HealthTech: Comment l'IA / ML et les données doivent-ils avoir un impact sur la sécurité des soins de santé à l'avenir?

Barrera: Nous sommes tous à différents degrés d'adoption. Je pense que l'une des choses les plus critiques à réaliser est que même si vous pensez que votre organisation n'utilise pas l'IA, vos utilisateurs le sont. Chez Jackson Health, l'une des premières façons dont nous utilisons l'IA est de faire certains processus répétitifs sujets aux erreurs si les humains sont faits. Un exemple consiste à reprogrammer des rendez-vous qui ont des commandes. L'humain moyen, même s'ils ont un script, peuvent simplement supprimer la nomination afin d'en créer un nouveau, puis réaliser: «Oh, j'ai supprimé la nomination avec une commande, trois commandes, cinq commandes jointes.» Ces ordres ont disparu. Et de sorte que le processus est remplacé par une automatisation plus précise et plus efficace.

L'équipe de sécurité informatique travaille de pair avec l'équipe de science des données pour l'intégration des applications. Tout ce qui arrive avant l'approvisionnement, nous traversons un questionnaire de sécurité. Nous évaluons le risque. Au moment du déploiement, nous scannons, nous validons, nous apprenons donc la solution.

Je pense cependant qu'il y a un avenir très brillant pour l'IA dans les soins de santé. Nous avons une solution d'analyse comportementale qui exploite l'IA depuis de nombreuses années. Ainsi, nous examinons continuellement comment nous pouvons apporter des gains d'efficacité à notre centre d'opérations de sécurité, qui est la pierre angulaire de notre réponse aux incidents, et des choses comme ça. Avec le taux d'attaques utilisant l'IA contre les soins de santé, nous devons lutter contre cela avec le même ou mieux. Nous pensons que lorsque nous apportons ou utilisons déjà l'IA, cela nous donne un avantage de combat sur tout ce qui se passe.

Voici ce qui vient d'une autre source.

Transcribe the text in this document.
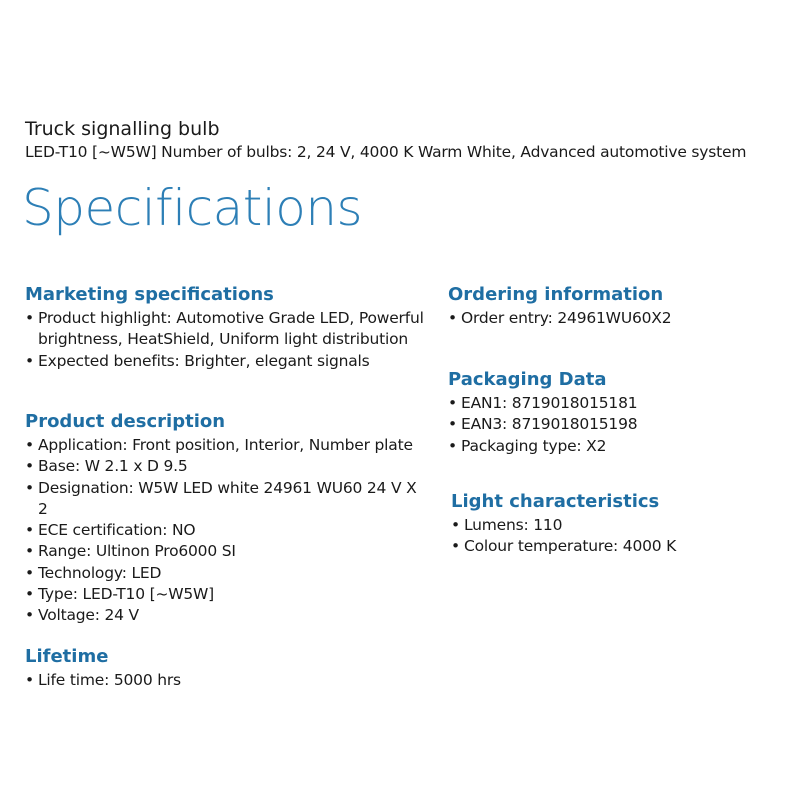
Truck signalling bulb
LED-T10 [~W5W] Number of bulbs: 2, 24 V, 4000 K Warm White, Advanced automotive system
Specifications
Marketing specifications
• Product highlight: Automotive Grade LED, Powerful brightness, HeatShield, Uniform light distribution
• Expected benefits: Brighter, elegant signals
Product description
• Application: Front position, Interior, Number plate
• Base: W 2.1 x D 9.5
• Designation: W5W LED white 24961 WU60 24 V X 2
• ECE certification: NO
• Range: Ultinon Pro6000 SI
• Technology: LED
• Type: LED-T10 [~W5W]
• Voltage: 24 V
Lifetime
• Life time: 5000 hrs
Ordering information
• Order entry: 24961WU60X2
Packaging Data
• EAN1: 8719018015181
• EAN3: 8719018015198
• Packaging type: X2
Light characteristics
• Lumens: 110
• Colour temperature: 4000 K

Nous travaillons également sur la communication et la sensibilisation. Nous déplaçons nos politiques pour le système de santé sur une utilisation acceptable de l'IA, étant pleinement conscient que les gens l'utilisent constamment hors du réseau. Nous régulons un plus grand nombre de choses que nous pouvons. Par exemple, nous n'autorisons pas Chatgpt, Grok ou d'autres outils d'IA génératifs similaires à ceux, mais nous savons qu'il existe toujours des façons dont les employés peuvent contourner ces contrôles. C'est à nous de maintenir ce qui est acceptable, la confidentialité des patients et d'empêcher l'échange de données. Nous voulons la solution d'IA avec laquelle nous nous connectons pour aider à réaliser le slogan de notre système de santé, qui «fait des miracles.